Septic: The Green Choice?
As people become more environmentally aware, owning a home with a relatively low environmental impact can be an important selling point. For some, a septic system may offer a green wastewater option.
For example, sewer systems require energy to pump water throughout the system and use chemicals to treat the water. There are also issues as to how the outflow impacts streams and rivers as it may increase the bacteria content or add other seemingly neutral substances to the water that nonetheless alter its ecology. It is also not unheard of for treatment plants to overflow during large rainstorms or due to overuse.
By contrast, properly installed septic systems adequately treat waste without using energy for pumping or chemicals to treat the water. They also return water to the local aquifer and, again when properly installed and maintained, rarely if ever overflow or create similar such hazards.
One realtor we spoke with for this story said, "If you have a septic system, it may be in some ways more sustainable in that it is a system that requires no chemicals or power to operate and it is distributed so that you don't have a single collecting point for an entire community of houses and businesses with an outflow of a large volume of treated water. Instead, you are trickling wastewater in relatively small quantities so that it is naturally filtered and cleaned."
Additionally, Jim Anderson, Education Coordinator for the National Association of Wastewater Transporters writes, "The technology is available to install an onsite wastewater treatment system that will protect the public health and meet water quality standards indefinitely---if it is properly managed and maintained. In addition, these systems can help to promote better watershed management by avoiding the potentially large transfers of water from one watershed to another that occur with centralized treatment."
Anderson goes on to note that a 1997 report by the EPA says that adequately managed decentralized wastewater treatment systems (e.g. septic systems) are a cost-effective, long-term option for meeting public health and water quality goals, particularly in less densely populated areas.
Freedom to Live Where You Want
The final -- and perhaps most obvious -- benefit of a septic system is the ability to free oneself from a sewer hookup. While not all lots have soils that work well with a septic system -- primarily due to low percolation or permeability -- a septic system allows a homeowner to site a house where municipal sewer is unavailable or connection is very expensive.
This means that people with a desire to live in rural areas, beyond the reach of sewer pipes, can do so safely. For a homebuyer seeking a remote location or to build a new home that would otherwise be very expensive to hook up to a sewer line, they have a reasonable alternative.

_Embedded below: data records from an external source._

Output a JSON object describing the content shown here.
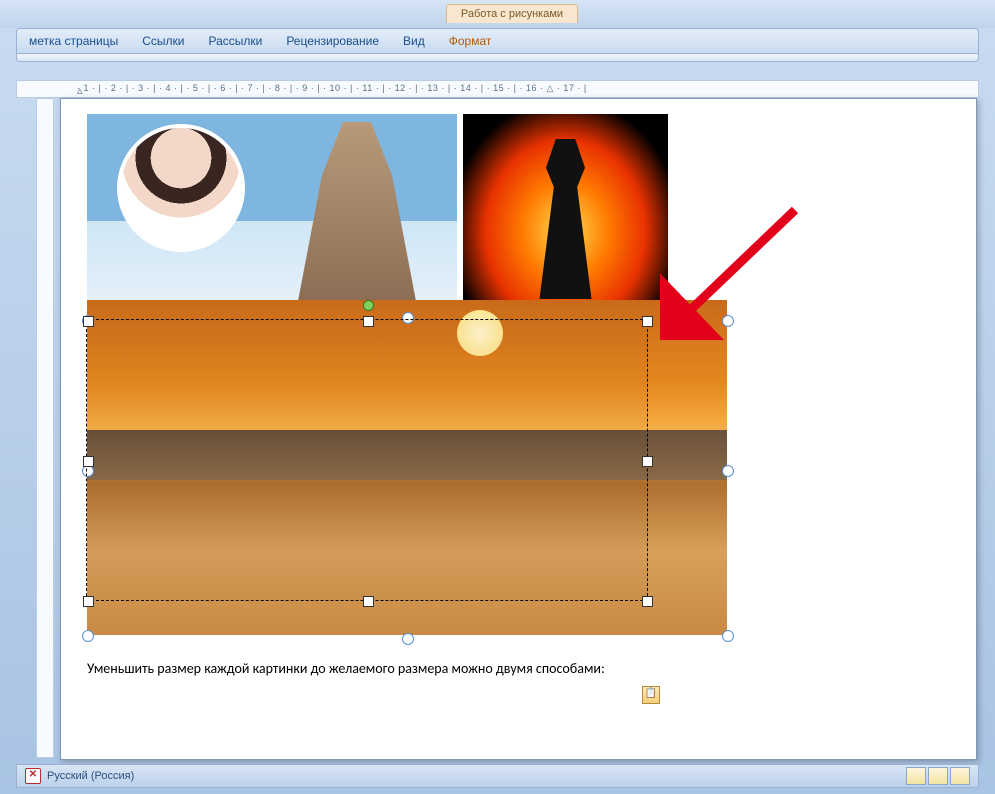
{
  "context_tab": "Работа с рисунками",
  "tabs": {
    "page_layout": "метка страницы",
    "references": "Ссылки",
    "mailings": "Рассылки",
    "review": "Рецензирование",
    "view": "Вид",
    "format": "Формат"
  },
  "ruler": "· 1 · | · 2 · | · 3 · | · 4 · | · 5 · | · 6 · | · 7 · | · 8 · | · 9 · | · 10 · | · 11 · | · 12 · | · 13 · | · 14 · | · 15 · | · 16 · △ · 17 · |",
  "ruler_left_marker": "▵",
  "doc_text": "Уменьшить размер каждой картинки до желаемого размера можно двумя способами:",
  "paste_icon_glyph": "📋",
  "status": {
    "x": "✕",
    "language": "Русский (Россия)"
  }
}
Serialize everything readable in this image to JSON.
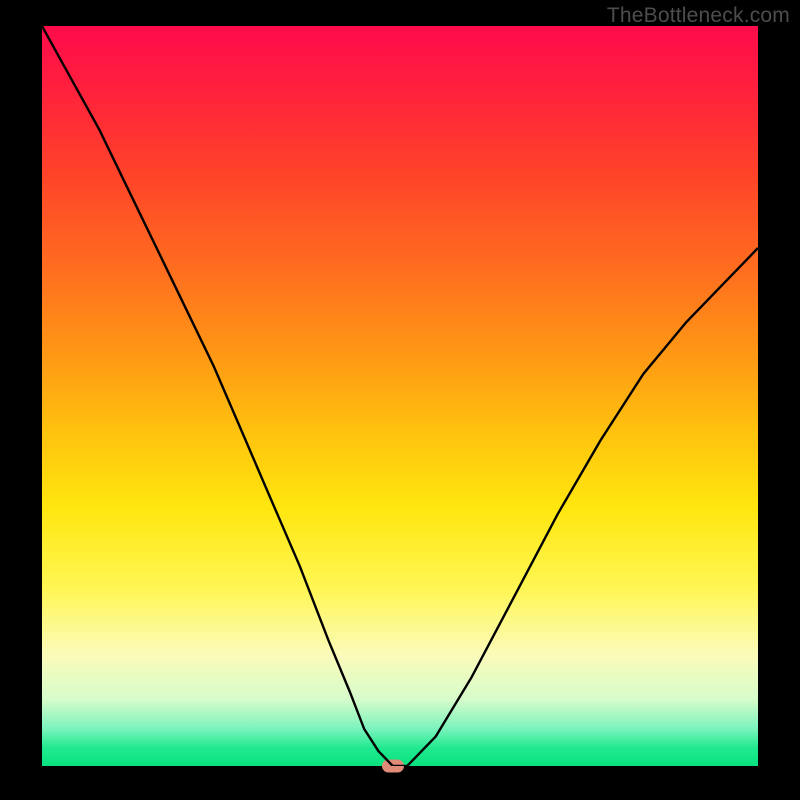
{
  "watermark": "TheBottleneck.com",
  "colors": {
    "frame": "#000000",
    "curve": "#000000",
    "marker": "#df8b78",
    "gradient_stops": [
      "#ff0b4b",
      "#ff1f3e",
      "#ff4329",
      "#ff6e1f",
      "#ff9a14",
      "#ffc30e",
      "#ffe60e",
      "#fff654",
      "#fbfbba",
      "#d6fccb",
      "#7af3bc",
      "#22e990",
      "#08e27f"
    ]
  },
  "chart_data": {
    "type": "line",
    "title": "",
    "xlabel": "",
    "ylabel": "",
    "xlim": [
      0,
      100
    ],
    "ylim": [
      0,
      100
    ],
    "grid": false,
    "legend": false,
    "annotations": [],
    "x": [
      0,
      4,
      8,
      12,
      16,
      20,
      24,
      28,
      32,
      36,
      40,
      43,
      45,
      47,
      49,
      51,
      55,
      60,
      66,
      72,
      78,
      84,
      90,
      96,
      100
    ],
    "values": [
      100,
      93,
      86,
      78,
      70,
      62,
      54,
      45,
      36,
      27,
      17,
      10,
      5,
      2,
      0,
      0,
      4,
      12,
      23,
      34,
      44,
      53,
      60,
      66,
      70
    ],
    "marker": {
      "x": 49,
      "y": 0
    }
  }
}
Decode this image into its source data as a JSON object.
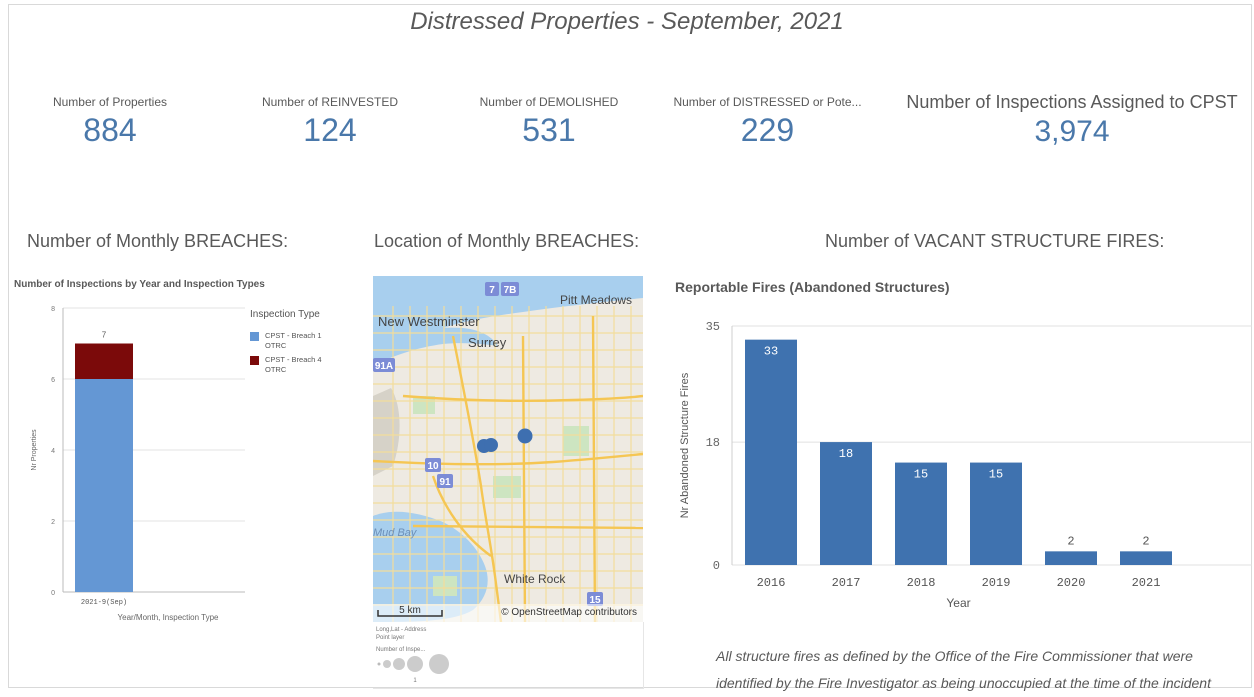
{
  "title": "Distressed Properties - September, 2021",
  "kpis": [
    {
      "label": "Number of Properties",
      "value": "884"
    },
    {
      "label": "Number of REINVESTED",
      "value": "124"
    },
    {
      "label": "Number of DEMOLISHED",
      "value": "531"
    },
    {
      "label": "Number of DISTRESSED or Pote...",
      "value": "229"
    },
    {
      "label": "Number of Inspections Assigned to CPST",
      "value": "3,974"
    }
  ],
  "sections": {
    "breaches": "Number of Monthly BREACHES:",
    "location": "Location of Monthly BREACHES:",
    "fires": "Number of VACANT STRUCTURE FIRES:"
  },
  "map": {
    "labels": {
      "pitt": "Pitt Meadows",
      "newwest": "New Westminster",
      "surrey": "Surrey",
      "mudbay": "Mud Bay",
      "whiterock": "White Rock",
      "r7": "7",
      "r7b": "7B",
      "r91a": "91A",
      "r10": "10",
      "r91": "91",
      "r15": "15"
    },
    "scale": "5 km",
    "attribution": "© OpenStreetMap contributors",
    "legend_line1": "Long,Lat - Address",
    "legend_line2": "Point layer",
    "legend_line3": "Number of Inspe...",
    "legend_tick": "1",
    "colors": {
      "water": "#a8cfee",
      "land": "#eeeae2",
      "road": "#f5d67a",
      "point": "#3e6fb0"
    }
  },
  "fires_note": "All structure fires as defined by the Office of the Fire Commissioner that were identified by the Fire Investigator as being unoccupied at the time of the incident",
  "chart_data": [
    {
      "type": "bar",
      "stacked": true,
      "title": "Number of Inspections by Year and Inspection Types",
      "xlabel": "Year/Month, Inspection Type",
      "ylabel": "Nr Properties",
      "ylim": [
        0,
        8
      ],
      "yticks": [
        0,
        2,
        4,
        6,
        8
      ],
      "categories": [
        "2021-9(Sep)"
      ],
      "total_labels": [
        "7"
      ],
      "legend_title": "Inspection Type",
      "legend_position": "right",
      "series": [
        {
          "name": "CPST - Breach 1 OTRC",
          "values": [
            6
          ],
          "color": "#6497d4"
        },
        {
          "name": "CPST - Breach 4 OTRC",
          "values": [
            1
          ],
          "color": "#7b0a0a"
        }
      ]
    },
    {
      "type": "bar",
      "title": "Reportable Fires (Abandoned Structures)",
      "xlabel": "Year",
      "ylabel": "Nr Abandoned Structure Fires",
      "ylim": [
        0,
        35
      ],
      "yticks": [
        0,
        18,
        35
      ],
      "grid": true,
      "categories": [
        "2016",
        "2017",
        "2018",
        "2019",
        "2020",
        "2021"
      ],
      "values": [
        33,
        18,
        15,
        15,
        2,
        2
      ],
      "color": "#3f72af"
    }
  ]
}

There is also the desire by some homeowners have one less connection to municipal government. When you have a septic system, you are responsible for it yourself and are freed from the vagaries of publicly owned sewage systems. Upgrades, replacement costs and renovations of infrastructure such as treatment plants, pipes, and pumping stations are not a concern for most septic system owners.
Municipal sewer systems still have their advantages -- they can properly and cost-effectively manage large volumes of wastewater from a variety of residential and business sources and homebuyers view them as adding value to a home. However, there is no need for homebuyers to shy away from a home with a septic system. As discussed earlier, home septic systems have no additional environmental impact when compared to municipal sewage treatment. As Martell notes, "I've lived in homes with septic systems my entire life and I've never had a problem. They don't cost any more, especially as long as you take care of it, and if you want to live on a property that is rural or does not have a nearby sewer line, they are your only choice."
In conclusion, as Daniel Friedman, Editor and Publisher of InspectaPedia.com, puts it, "No one thinking clearly would decide to buy or not a home based on its having private septic versus public sewer."